“Non ho ricordi di: quanto sia stato difficile”, dice Anna del periodo in cui è stata nei centri di asilo come rifugiata iraniana. “Penso che abbia lasciato il segno, ma quando eri un ragazzino ti è mancato.” Nel terzo episodio della serie di documentari in quattro parti, Anna e sua madre visitano tredici centri olandesi per richiedenti asilo dove hanno risieduto.
Una volta ad Aalsmeer, dove lei e la sua famiglia vivevano quando hanno ricevuto un permesso di soggiorno, Anna e sua sorella hanno spesso dovuto sbarcare il lunario a casa da sole. Anna all’epoca aveva undici anni. “Mia sorella ed io eravamo soli. Ci prendevamo cura l’uno dell’altro, ma non per amore o altro, eravamo solo compagni di sofferenza”.
onore
A proposito di suo padre, ha detto allo YouTuber sul giornale che l’ha bevuta e non l’ha mai picchiata, ma che sua sorella e sua madre lo facevano. “Ho avuto un privilegio che non volevo”. L’influencer cerca di capire suo padre piuttosto che arrabbiarsi con lui. “In Iran era tutt’uno con il suo ambiente. Era un giudice e aveva uno status”. Secondo Anna, gli olandesi pensavano che fosse “stupido”, “perché ci metteva un po’ più di tempo per comporre una frase”.

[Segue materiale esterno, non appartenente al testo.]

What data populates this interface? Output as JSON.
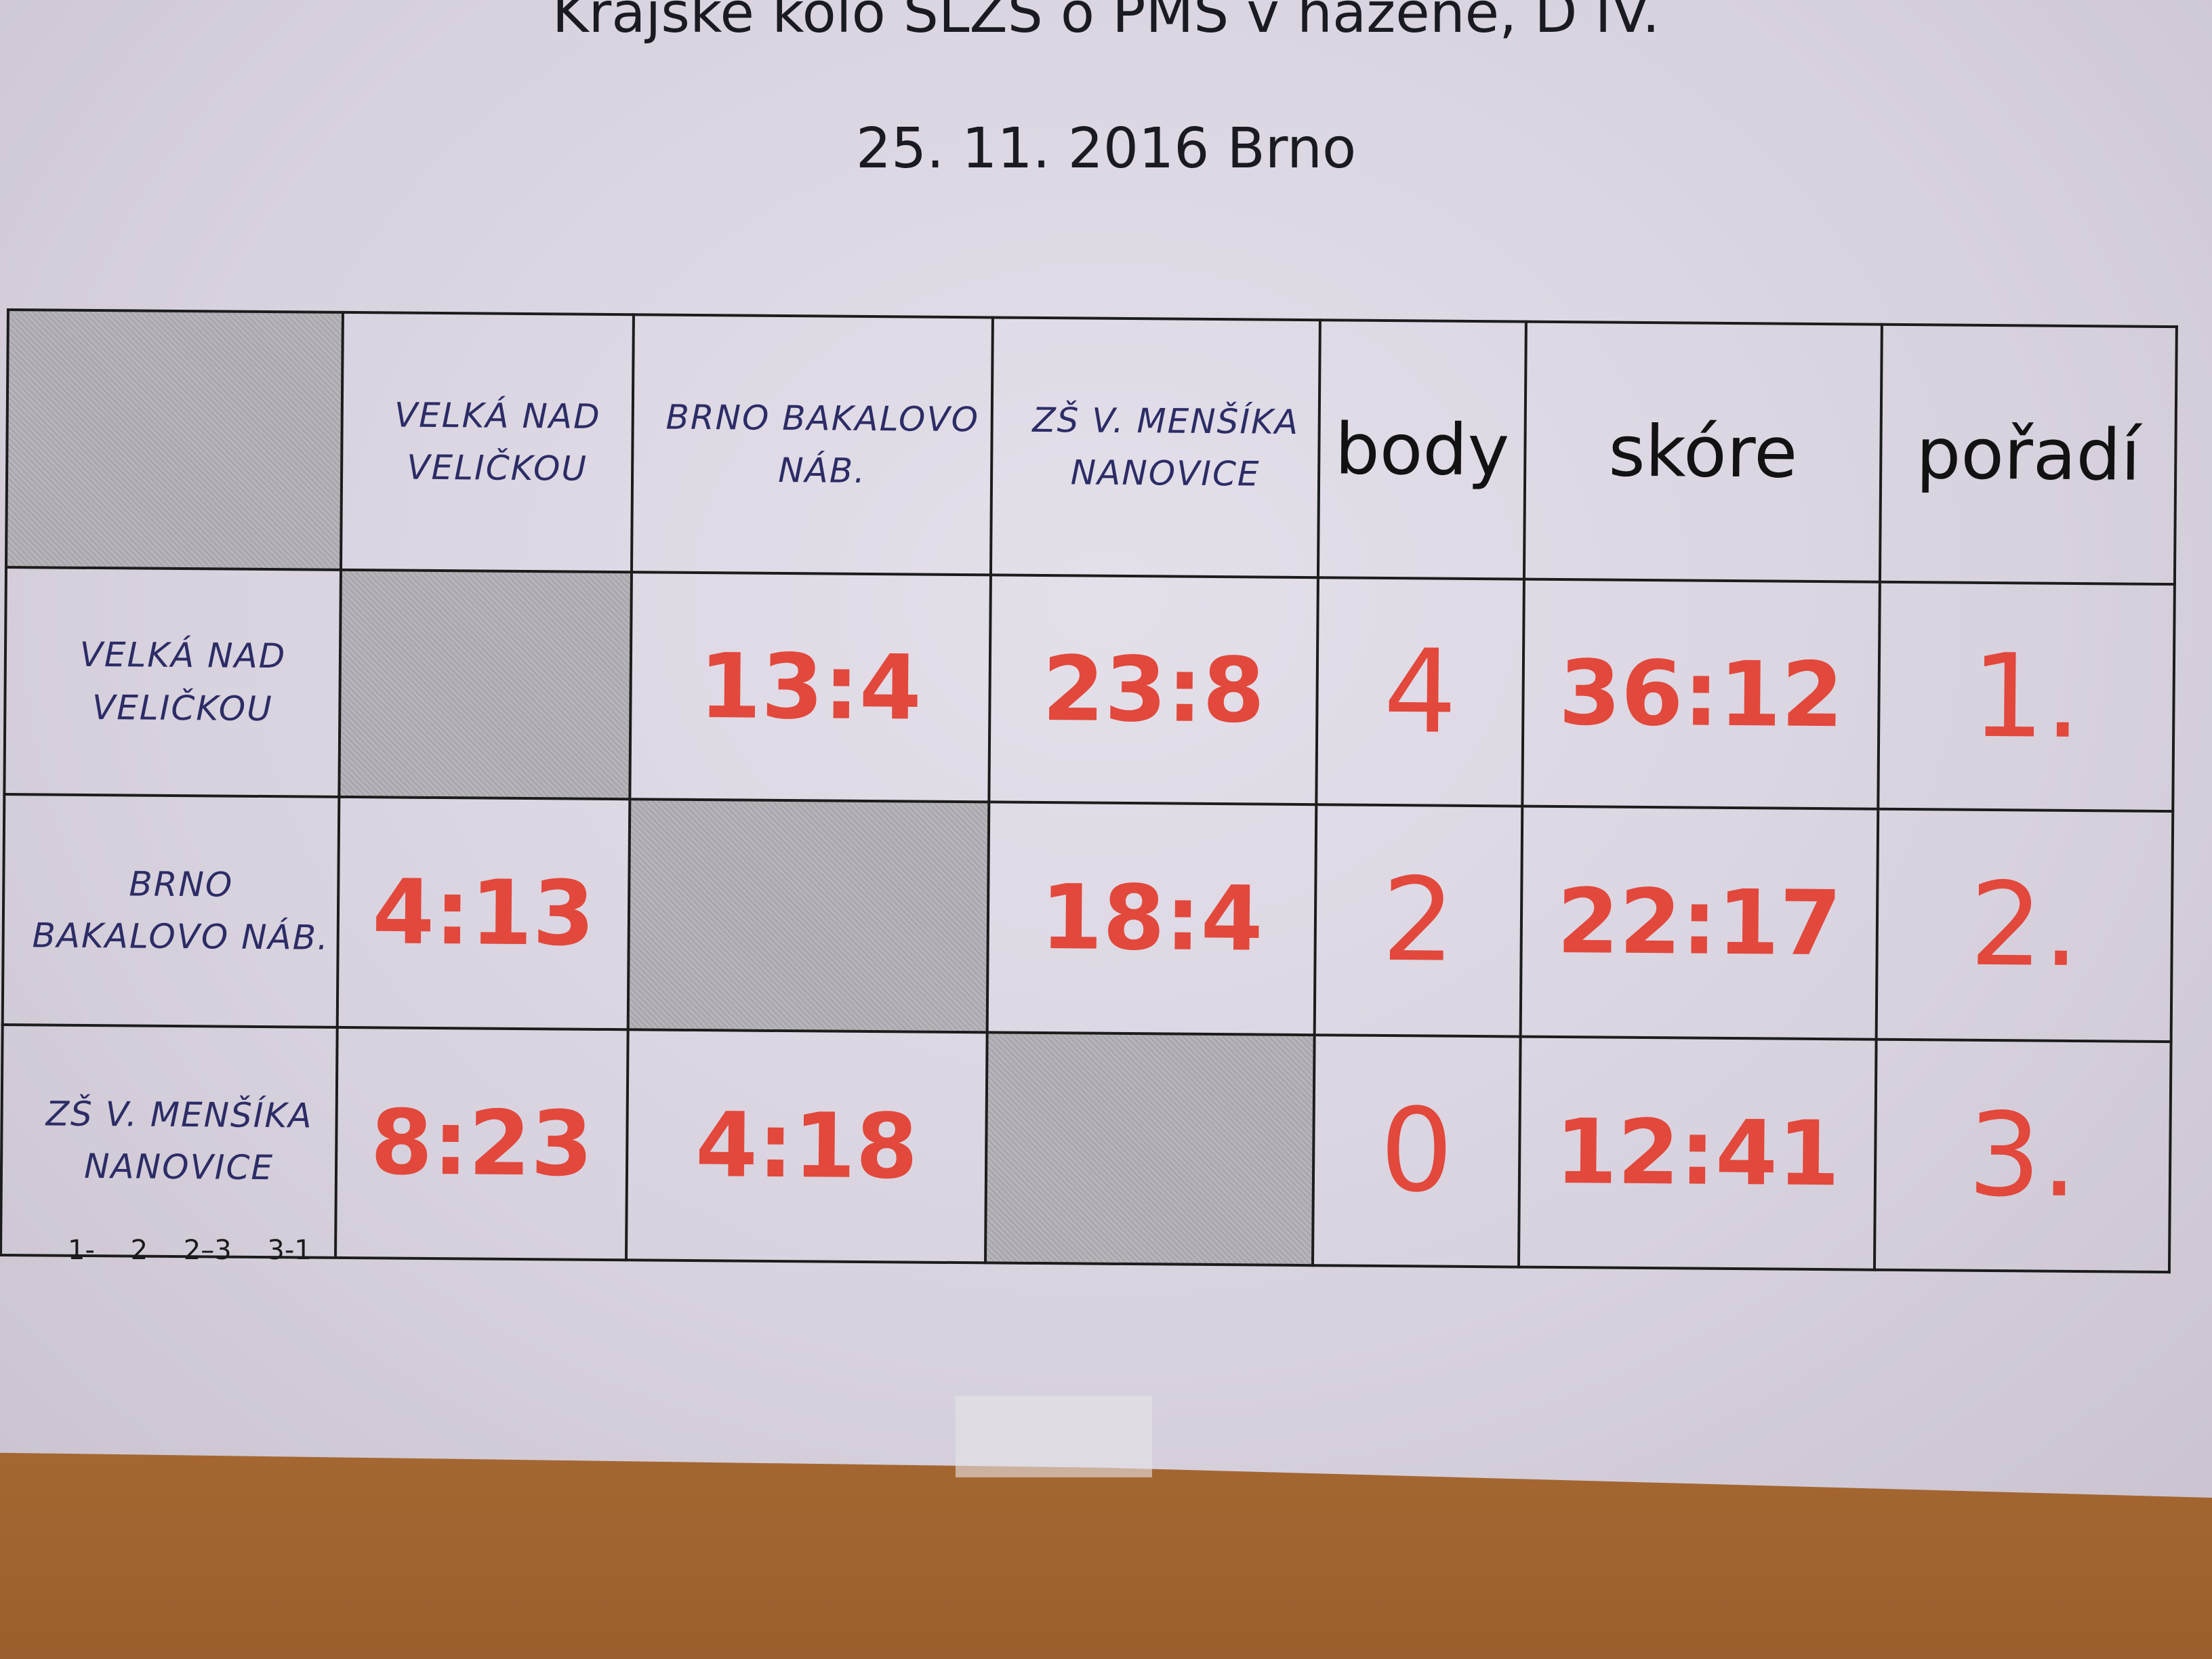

Spiega inoltre che a causa della sua infanzia Anna soffre di ansia e talvolta di attacchi di panico. “Se non mi sento a mio agio in un gruppo, inizierò con l’alitosi, e se dura troppo a lungo, ho un attacco di panico”. Scrive anche a volte assente, poi c’è “fisicamente”, ma non con la testa Consiglio norvegese per i rifugiati† Il regista della serie, Nikki Badedar, l’ha mandata da uno psichiatra. “Ho dovuto parlare con mia madre e mia sorella di quello che ci è successo”.
Anna descrive il documentario come una “cura olistica”. “Capisco che il mondo esterno stia pensando: perché in nome di Dio con le telecamere? Il motivo principale era che avevo promesso a Nikki la piena collaborazione, volevo mantenerla. E mi fido completamente di lei. Mi ha costretto a capire cose che Avevo rimandato tutti quegli anni precedenti”.